Não há registo, até Dezembro de 2023, de qualquer discordância, desconforto ou chamada de atenção por parte da Senhora Ministra da Saúde quando, enquanto Presidente de uma futura ULS, liderou e se empenhou no processo de elaboração do respectivo plano de negócio. Pelo contrário, há a percepção pública e intra-institucional que este seria um modelo no qual se revia e que assumia como válido e meritório. E nem poderia ser de outra forma quando a sua nomeação ocorreu num quadro de confiança e alinhamento com o Director Executivo do SNS que, precocemente, foi claro no caminho que desenhou para o futuro do SNS e das suas organizações, nomeadamente as hospitalares, tudo fazendo para se rodear de elementos que dessem corpo a essa visão. A primeira nomeação foi mesmo a do novo Conselho de Administração do CHULN (futura ULS Santa Maria), começando pelo anúncio da escolha para Presidente.
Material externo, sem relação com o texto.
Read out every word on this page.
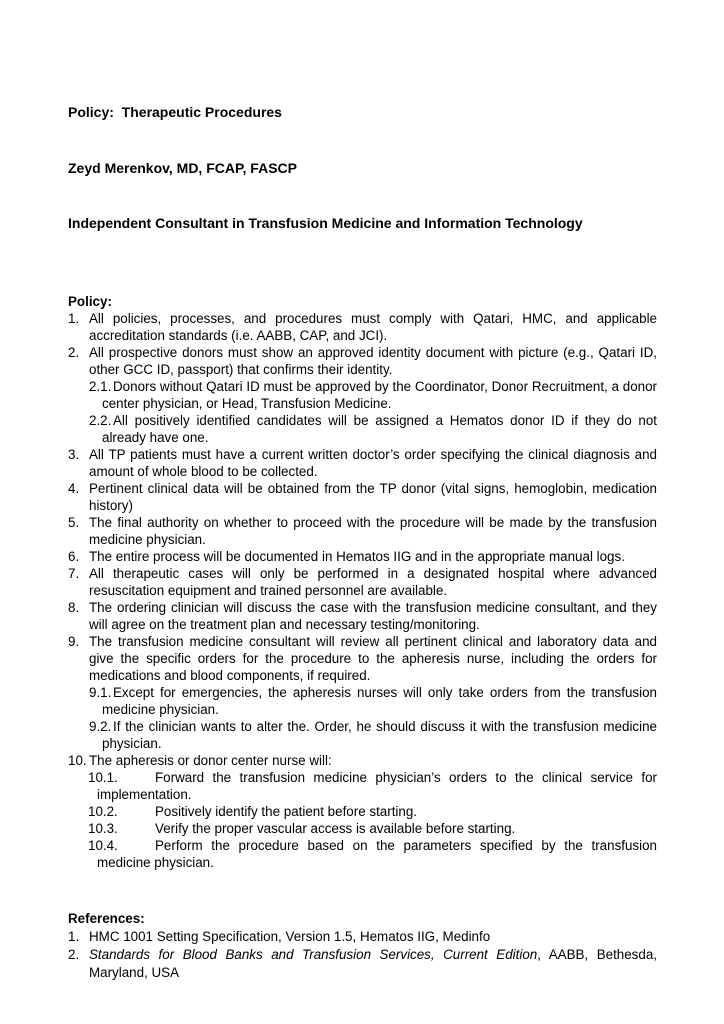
Policy:  Therapeutic Procedures

Zeyd Merenkov, MD, FCAP, FASCP

Independent Consultant in Transfusion Medicine and Information Technology

Policy:

1. All policies, processes, and procedures must comply with Qatari, HMC, and applicable accreditation standards (i.e. AABB, CAP, and JCI).

2. All prospective donors must show an approved identity document with picture (e.g., Qatari ID, other GCC ID, passport) that confirms their identity.

2.1. Donors without Qatari ID must be approved by the Coordinator, Donor Recruitment, a donor center physician, or Head, Transfusion Medicine.

2.2. All positively identified candidates will be assigned a Hematos donor ID if they do not already have one.

3. All TP patients must have a current written doctor’s order specifying the clinical diagnosis and amount of whole blood to be collected.

4. Pertinent clinical data will be obtained from the TP donor (vital signs, hemoglobin, medication history)

5. The final authority on whether to proceed with the procedure will be made by the transfusion medicine physician.

6. The entire process will be documented in Hematos IIG and in the appropriate manual logs.

7. All therapeutic cases will only be performed in a designated hospital where advanced resuscitation equipment and trained personnel are available.

8. The ordering clinician will discuss the case with the transfusion medicine consultant, and they will agree on the treatment plan and necessary testing/monitoring.

9. The transfusion medicine consultant will review all pertinent clinical and laboratory data and give the specific orders for the procedure to the apheresis nurse, including the orders for medications and blood components, if required.

9.1. Except for emergencies, the apheresis nurses will only take orders from the transfusion medicine physician.

9.2. If the clinician wants to alter the. Order, he should discuss it with the transfusion medicine physician.

10. The apheresis or donor center nurse will:

10.1.	Forward the transfusion medicine physician’s orders to the clinical service for implementation.

10.2.	Positively identify the patient before starting.

10.3.	Verify the proper vascular access is available before starting.

10.4.	Perform the procedure based on the parameters specified by the transfusion medicine physician.

References:

1. HMC 1001 Setting Specification, Version 1.5, Hematos IIG, Medinfo

2. Standards for Blood Banks and Transfusion Services, Current Edition, AABB, Bethesda, Maryland, USA
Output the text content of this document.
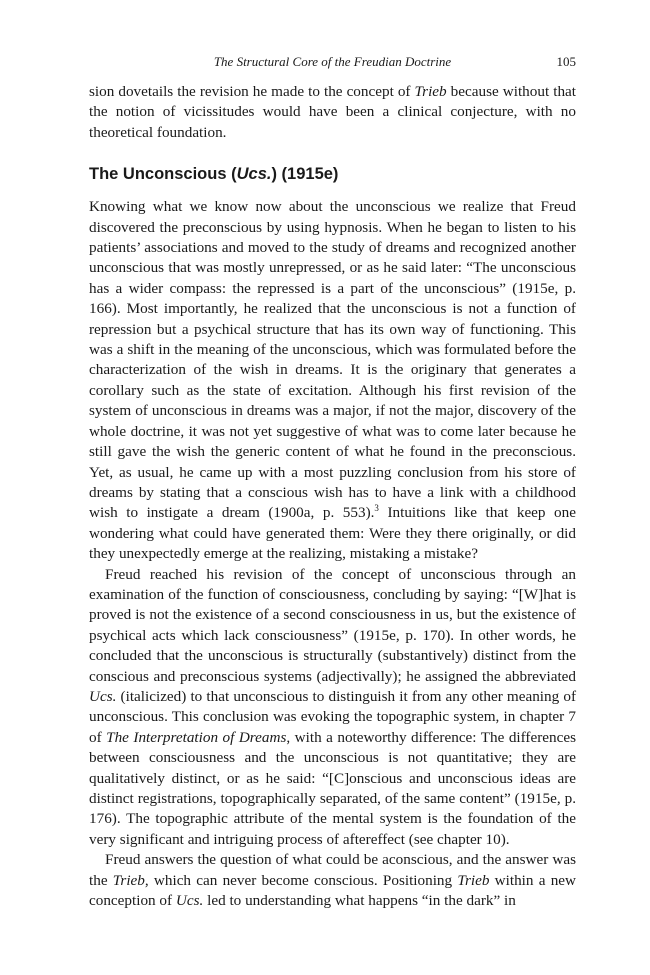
The Structural Core of the Freudian Doctrine	105

sion dovetails the revision he made to the concept of Trieb because without that the notion of vicissitudes would have been a clinical conjecture, with no theoretical foundation.

The Unconscious (Ucs.) (1915e)

Knowing what we know now about the unconscious we realize that Freud discovered the preconscious by using hypnosis. When he began to listen to his patients’ associations and moved to the study of dreams and recognized another unconscious that was mostly unrepressed, or as he said later: “The unconscious has a wider compass: the repressed is a part of the unconscious” (1915e, p. 166). Most importantly, he realized that the unconscious is not a function of repression but a psychical structure that has its own way of functioning. This was a shift in the meaning of the unconscious, which was formulated before the characterization of the wish in dreams. It is the originary that generates a corollary such as the state of excitation. Although his first revision of the system of unconscious in dreams was a major, if not the major, discovery of the whole doctrine, it was not yet suggestive of what was to come later because he still gave the wish the generic content of what he found in the preconscious. Yet, as usual, he came up with a most puzzling conclusion from his store of dreams by stating that a conscious wish has to have a link with a childhood wish to instigate a dream (1900a, p. 553).$^3$ Intuitions like that keep one wondering what could have generated them: Were they there originally, or did they unexpectedly emerge at the realizing, mistaking a mistake?

Freud reached his revision of the concept of unconscious through an examination of the function of consciousness, concluding by saying: “[W]hat is proved is not the existence of a second consciousness in us, but the existence of psychical acts which lack consciousness” (1915e, p. 170). In other words, he concluded that the unconscious is structurally (substantively) distinct from the conscious and preconscious systems (adjectivally); he assigned the abbreviated Ucs. (italicized) to that unconscious to distinguish it from any other meaning of unconscious. This conclusion was evoking the topographic system, in chapter 7 of The Interpretation of Dreams, with a noteworthy difference: The differences between consciousness and the unconscious is not quantitative; they are qualitatively distinct, or as he said: “[C]onscious and unconscious ideas are distinct registrations, topographically separated, of the same content” (1915e, p. 176). The topographic attribute of the mental system is the foundation of the very significant and intriguing process of aftereffect (see chapter 10).

Freud answers the question of what could be aconscious, and the answer was the Trieb, which can never become conscious. Positioning Trieb within a new conception of Ucs. led to understanding what happens “in the dark” in
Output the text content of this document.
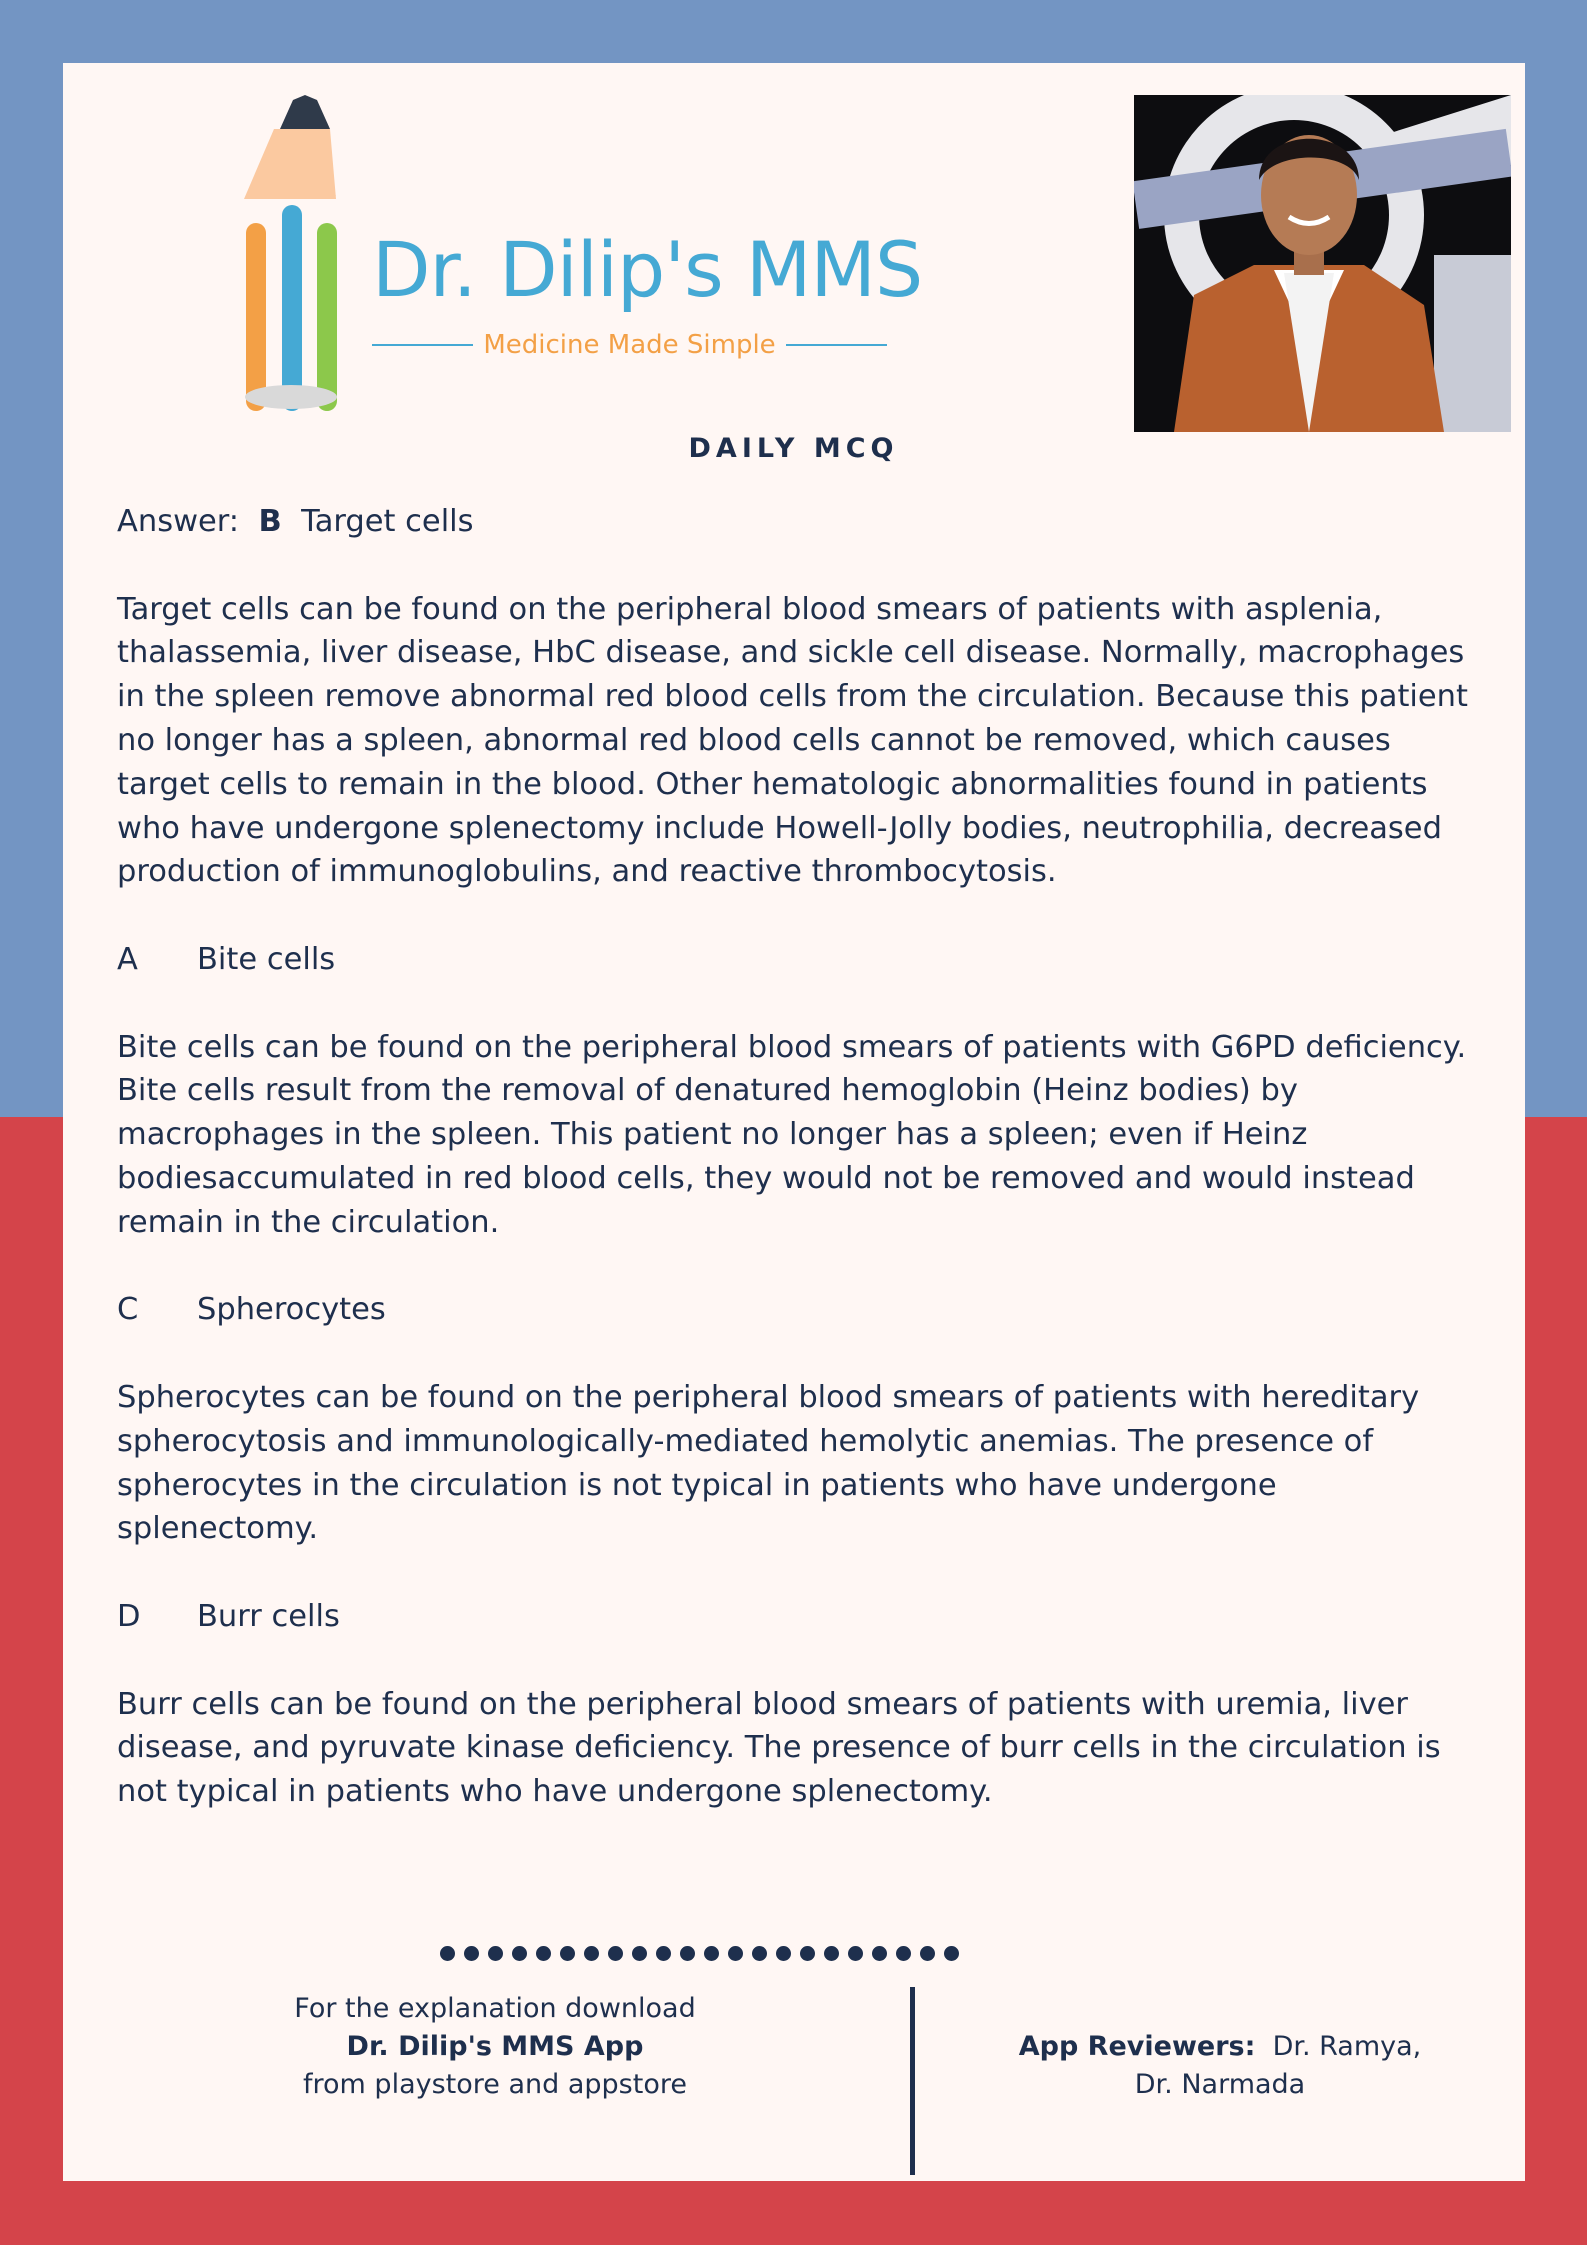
Dr. Dilip's MMS
Medicine Made Simple
DAILY MCQ

Answer: B Target cells

Target cells can be found on the peripheral blood smears of patients with asplenia, thalassemia, liver disease, HbC disease, and sickle cell disease. Normally, macrophages in the spleen remove abnormal red blood cells from the circulation. Because this patient no longer has a spleen, abnormal red blood cells cannot be removed, which causes target cells to remain in the blood. Other hematologic abnormalities found in patients who have undergone splenectomy include Howell-Jolly bodies, neutrophilia, decreased production of immunoglobulins, and reactive thrombocytosis.

A Bite cells

Bite cells can be found on the peripheral blood smears of patients with G6PD deficiency. Bite cells result from the removal of denatured hemoglobin (Heinz bodies) by macrophages in the spleen. This patient no longer has a spleen; even if Heinz bodiesaccumulated in red blood cells, they would not be removed and would instead remain in the circulation.

C Spherocytes

Spherocytes can be found on the peripheral blood smears of patients with hereditary spherocytosis and immunologically-mediated hemolytic anemias. The presence of spherocytes in the circulation is not typical in patients who have undergone splenectomy.

D Burr cells

Burr cells can be found on the peripheral blood smears of patients with uremia, liver disease, and pyruvate kinase deficiency. The presence of burr cells in the circulation is not typical in patients who have undergone splenectomy.

For the explanation download
Dr. Dilip's MMS App
from playstore and appstore
App Reviewers: Dr. Ramya,
Dr. Narmada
Não deixa de ser curioso que, no período de 10 meses, se tenham, aparentemente, desvirtuado os pergaminhos de elevada competência que presidiram à escolha da Senhora Ministra por parte do Director Executivo do SNS, escolha que motivou à data alguma estranheza face à ausência de qualquer experiência em gestão hospitalar.
Esta será apenas uma de múltiplas contradições, discrepâncias e desvios comunicacionais que estiveram patentes no curto período de menos de um ano que a Prof.ª Ana Paula Martins dedicou ao estágio no SNS, em antecipação do seu projecto político.